To combat the negative effects of nest poaching and habitat loss on scarlet macaw populations in the wild, the Zoo is proud to support the Scarlet Macaw Reinforcement Program conducted by the Wildlife Rescue and Conservation Association (ARCAS), a rescue and research center in Guatemala. This is an effort the Zoo has supported for years through our Internal Conservation Grant Fund, featured in previous blog posts. The Zoo has contributed funds for medical screenings, post-release monitoring, and environmental education and awareness-raising activities in the local communities.
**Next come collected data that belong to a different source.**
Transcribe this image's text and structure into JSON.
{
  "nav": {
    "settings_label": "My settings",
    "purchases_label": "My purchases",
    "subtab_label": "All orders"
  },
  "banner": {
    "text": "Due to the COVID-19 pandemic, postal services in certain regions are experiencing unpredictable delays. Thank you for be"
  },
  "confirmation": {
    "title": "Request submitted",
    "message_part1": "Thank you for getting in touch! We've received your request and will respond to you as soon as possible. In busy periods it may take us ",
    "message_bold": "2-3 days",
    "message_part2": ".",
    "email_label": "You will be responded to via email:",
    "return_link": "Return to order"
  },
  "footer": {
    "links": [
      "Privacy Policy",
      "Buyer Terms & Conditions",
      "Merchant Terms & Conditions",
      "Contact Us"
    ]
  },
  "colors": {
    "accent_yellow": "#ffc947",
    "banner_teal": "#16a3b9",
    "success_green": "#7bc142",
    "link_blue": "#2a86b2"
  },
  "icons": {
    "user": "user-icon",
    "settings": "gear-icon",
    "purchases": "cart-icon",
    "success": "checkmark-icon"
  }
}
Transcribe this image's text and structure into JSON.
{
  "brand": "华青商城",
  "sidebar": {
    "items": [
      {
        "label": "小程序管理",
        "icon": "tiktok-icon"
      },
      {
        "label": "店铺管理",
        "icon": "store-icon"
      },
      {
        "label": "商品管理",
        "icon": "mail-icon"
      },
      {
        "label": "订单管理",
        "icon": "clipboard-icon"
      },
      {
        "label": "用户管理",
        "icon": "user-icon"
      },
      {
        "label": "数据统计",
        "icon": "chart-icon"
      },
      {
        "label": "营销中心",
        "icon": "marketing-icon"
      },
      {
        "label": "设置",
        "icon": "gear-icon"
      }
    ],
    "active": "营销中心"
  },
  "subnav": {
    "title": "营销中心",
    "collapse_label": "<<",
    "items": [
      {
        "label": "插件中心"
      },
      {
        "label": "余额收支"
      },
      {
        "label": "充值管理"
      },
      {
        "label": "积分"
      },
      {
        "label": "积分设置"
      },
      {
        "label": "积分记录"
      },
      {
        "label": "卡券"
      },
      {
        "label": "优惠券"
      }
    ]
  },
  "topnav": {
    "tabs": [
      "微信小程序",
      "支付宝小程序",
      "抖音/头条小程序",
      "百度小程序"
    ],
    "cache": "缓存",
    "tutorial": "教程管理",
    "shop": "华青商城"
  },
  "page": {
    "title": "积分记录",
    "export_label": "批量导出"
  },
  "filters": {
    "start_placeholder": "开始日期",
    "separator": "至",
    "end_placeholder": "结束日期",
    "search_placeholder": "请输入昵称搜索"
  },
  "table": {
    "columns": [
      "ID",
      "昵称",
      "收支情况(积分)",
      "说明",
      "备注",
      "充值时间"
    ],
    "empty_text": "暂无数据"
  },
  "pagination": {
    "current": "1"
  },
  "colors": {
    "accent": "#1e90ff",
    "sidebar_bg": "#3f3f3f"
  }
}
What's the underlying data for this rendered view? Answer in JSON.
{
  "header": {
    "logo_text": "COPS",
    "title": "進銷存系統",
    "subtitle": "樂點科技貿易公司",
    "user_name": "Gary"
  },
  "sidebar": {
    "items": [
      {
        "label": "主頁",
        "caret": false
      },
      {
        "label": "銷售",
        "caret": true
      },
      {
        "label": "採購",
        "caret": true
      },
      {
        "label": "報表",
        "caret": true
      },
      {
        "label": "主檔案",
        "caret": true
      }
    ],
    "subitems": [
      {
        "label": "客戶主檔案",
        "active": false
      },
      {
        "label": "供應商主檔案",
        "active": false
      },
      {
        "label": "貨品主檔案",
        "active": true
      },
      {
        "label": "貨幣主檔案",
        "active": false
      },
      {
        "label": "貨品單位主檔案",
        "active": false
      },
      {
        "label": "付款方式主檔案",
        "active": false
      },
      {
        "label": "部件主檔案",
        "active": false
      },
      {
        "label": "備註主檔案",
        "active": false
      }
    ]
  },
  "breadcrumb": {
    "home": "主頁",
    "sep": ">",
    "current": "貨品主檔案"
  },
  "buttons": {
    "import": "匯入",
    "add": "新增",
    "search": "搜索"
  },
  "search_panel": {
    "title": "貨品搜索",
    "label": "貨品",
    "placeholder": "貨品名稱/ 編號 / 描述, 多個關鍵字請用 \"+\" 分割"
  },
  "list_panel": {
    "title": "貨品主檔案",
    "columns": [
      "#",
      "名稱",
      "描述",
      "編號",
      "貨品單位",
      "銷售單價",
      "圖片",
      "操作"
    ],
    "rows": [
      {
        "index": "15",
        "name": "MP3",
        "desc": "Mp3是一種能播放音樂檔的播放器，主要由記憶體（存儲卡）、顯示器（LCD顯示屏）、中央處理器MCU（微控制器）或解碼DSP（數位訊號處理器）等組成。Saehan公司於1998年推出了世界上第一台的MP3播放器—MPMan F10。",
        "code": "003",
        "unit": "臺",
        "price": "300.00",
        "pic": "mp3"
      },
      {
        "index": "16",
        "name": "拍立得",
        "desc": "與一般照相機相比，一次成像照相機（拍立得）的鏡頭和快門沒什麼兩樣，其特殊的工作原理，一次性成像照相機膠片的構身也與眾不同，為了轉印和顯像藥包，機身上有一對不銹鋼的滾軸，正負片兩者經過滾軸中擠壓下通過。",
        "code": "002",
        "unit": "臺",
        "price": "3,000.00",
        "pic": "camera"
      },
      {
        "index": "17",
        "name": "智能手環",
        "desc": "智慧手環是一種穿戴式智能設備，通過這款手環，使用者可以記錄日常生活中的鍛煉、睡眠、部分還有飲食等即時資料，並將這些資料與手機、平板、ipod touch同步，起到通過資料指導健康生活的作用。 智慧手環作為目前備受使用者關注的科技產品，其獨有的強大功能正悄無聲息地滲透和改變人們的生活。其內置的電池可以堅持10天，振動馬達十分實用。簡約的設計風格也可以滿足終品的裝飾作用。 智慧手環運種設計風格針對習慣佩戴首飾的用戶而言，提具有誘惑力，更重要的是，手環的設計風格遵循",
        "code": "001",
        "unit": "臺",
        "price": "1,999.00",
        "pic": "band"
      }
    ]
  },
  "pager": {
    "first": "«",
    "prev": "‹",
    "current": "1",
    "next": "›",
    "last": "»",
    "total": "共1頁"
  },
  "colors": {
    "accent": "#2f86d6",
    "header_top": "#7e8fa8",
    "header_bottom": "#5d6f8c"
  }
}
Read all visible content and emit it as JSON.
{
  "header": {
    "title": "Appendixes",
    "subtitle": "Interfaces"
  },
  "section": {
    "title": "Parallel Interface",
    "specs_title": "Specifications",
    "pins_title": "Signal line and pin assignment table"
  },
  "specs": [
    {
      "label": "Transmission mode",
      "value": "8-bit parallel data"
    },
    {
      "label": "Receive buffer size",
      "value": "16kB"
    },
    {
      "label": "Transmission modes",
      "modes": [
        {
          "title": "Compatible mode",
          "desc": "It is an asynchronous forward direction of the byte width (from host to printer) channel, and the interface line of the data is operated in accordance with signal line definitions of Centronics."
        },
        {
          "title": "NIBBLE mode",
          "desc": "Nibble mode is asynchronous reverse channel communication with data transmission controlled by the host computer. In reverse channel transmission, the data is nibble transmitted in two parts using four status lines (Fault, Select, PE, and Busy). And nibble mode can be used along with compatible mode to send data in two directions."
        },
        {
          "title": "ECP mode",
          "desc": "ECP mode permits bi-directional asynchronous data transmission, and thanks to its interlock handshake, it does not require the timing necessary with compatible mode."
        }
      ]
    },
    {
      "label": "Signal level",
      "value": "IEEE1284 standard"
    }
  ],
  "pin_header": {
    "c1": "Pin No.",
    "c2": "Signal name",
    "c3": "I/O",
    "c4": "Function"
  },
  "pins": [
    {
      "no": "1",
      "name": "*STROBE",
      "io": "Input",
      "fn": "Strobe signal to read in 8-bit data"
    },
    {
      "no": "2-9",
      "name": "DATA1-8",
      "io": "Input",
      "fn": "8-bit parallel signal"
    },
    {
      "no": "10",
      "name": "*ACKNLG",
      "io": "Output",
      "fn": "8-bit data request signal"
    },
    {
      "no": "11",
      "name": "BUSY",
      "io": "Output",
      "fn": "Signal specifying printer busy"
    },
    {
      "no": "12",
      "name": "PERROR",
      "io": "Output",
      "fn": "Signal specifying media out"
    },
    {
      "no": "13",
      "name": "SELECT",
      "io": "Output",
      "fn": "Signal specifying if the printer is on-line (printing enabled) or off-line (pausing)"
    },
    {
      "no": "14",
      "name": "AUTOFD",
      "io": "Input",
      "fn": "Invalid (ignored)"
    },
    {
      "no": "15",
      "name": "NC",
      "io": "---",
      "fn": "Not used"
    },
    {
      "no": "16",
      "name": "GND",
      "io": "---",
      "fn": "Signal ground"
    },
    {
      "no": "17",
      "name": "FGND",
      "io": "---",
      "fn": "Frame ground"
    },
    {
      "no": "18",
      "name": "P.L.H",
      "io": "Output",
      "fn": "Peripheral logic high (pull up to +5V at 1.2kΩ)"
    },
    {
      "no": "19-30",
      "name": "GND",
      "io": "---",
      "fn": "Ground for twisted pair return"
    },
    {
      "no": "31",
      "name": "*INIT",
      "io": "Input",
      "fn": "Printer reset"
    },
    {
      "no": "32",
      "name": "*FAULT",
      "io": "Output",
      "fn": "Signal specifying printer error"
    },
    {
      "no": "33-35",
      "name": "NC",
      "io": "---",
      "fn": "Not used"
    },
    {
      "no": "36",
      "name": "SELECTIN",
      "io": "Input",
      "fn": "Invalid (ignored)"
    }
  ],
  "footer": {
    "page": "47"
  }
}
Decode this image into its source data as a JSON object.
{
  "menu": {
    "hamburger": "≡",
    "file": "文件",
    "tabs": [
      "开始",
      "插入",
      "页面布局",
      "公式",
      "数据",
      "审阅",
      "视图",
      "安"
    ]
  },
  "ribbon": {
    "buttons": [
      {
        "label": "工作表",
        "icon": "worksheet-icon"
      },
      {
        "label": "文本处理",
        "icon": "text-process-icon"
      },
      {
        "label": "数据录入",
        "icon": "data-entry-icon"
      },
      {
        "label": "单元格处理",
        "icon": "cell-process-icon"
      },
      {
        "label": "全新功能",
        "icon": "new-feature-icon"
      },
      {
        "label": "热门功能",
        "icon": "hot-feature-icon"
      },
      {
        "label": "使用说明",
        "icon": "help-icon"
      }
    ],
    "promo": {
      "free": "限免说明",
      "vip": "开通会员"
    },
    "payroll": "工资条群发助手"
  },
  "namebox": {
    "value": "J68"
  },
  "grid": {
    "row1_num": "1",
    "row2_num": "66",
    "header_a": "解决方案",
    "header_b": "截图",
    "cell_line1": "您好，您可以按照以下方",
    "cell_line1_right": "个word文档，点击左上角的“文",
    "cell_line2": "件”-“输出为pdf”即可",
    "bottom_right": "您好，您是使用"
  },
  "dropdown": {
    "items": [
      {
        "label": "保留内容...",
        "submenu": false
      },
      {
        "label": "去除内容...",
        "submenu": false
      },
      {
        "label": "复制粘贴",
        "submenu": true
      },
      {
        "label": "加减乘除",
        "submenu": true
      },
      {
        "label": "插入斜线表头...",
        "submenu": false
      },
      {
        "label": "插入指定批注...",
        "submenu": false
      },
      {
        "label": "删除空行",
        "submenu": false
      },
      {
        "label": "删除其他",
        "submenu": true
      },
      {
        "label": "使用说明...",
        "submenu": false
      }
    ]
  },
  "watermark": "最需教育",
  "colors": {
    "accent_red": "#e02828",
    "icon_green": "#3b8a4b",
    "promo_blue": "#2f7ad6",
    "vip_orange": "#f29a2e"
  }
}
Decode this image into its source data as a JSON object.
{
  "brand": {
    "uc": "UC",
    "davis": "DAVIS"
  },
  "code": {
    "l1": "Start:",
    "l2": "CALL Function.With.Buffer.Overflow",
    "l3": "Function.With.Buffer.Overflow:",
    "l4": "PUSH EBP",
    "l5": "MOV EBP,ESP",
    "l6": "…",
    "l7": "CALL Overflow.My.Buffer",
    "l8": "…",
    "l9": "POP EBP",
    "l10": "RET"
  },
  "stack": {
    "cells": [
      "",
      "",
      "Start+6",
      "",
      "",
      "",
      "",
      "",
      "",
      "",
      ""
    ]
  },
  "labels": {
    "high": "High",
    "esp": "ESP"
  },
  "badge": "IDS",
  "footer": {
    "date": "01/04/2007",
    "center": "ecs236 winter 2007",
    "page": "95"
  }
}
The scarlet macaw is one of the most important species in the Maya Biosphere Reserve, located in Mexico, Belize and Guatemala. It is a representative of Mayan culture and a keystone species for its ecosystem. However, only 300 to 400 individuals remain in this region, about 150 of which live in Guatemala.
In October 2015, ARCAS released nine individuals in the Sierra Lacandon National Park in the northern Peten region of Guatemala—the first ever release of scarlet macaws in the country. These macaws were captive bred at the rescue center from birds that had been confiscated from the illegal pet trade. The chicks were raised by their parents so they would be less likely to become imprinted on humans and will have a better chance at surviving in the wild. They were fed wild food so that they know what to eat once they were released. Before release, laboratory exams were carried out to confirm the health of the birds and prevent the spread of illnesses into wild populations.
The objective of this release was to reinforce the local scarlet macaw population that currently exists within the national park. Five of these individuals were fitted with satellite transmitters, which enabled ARCAS to track their movements and gauge their success in adapting to the wild.
Ten months after the release, ARCAS reports a known 60% survival rate of the five collared macaws, which represents a huge accomplishment for ARCAS and the scarlet macaw population! (No information is known about the survival of the non-collared individuals.) These birds survived a summer with a severe drought as well as a late start to the rainy season and the fruiting season. They have moved significant distances every month, indicating successful adaptation to the environment.
The Zoo is thrilled with the accomplishments of this first release, and we “arrrr” excited to see the positive impact this program will continue to have in the future.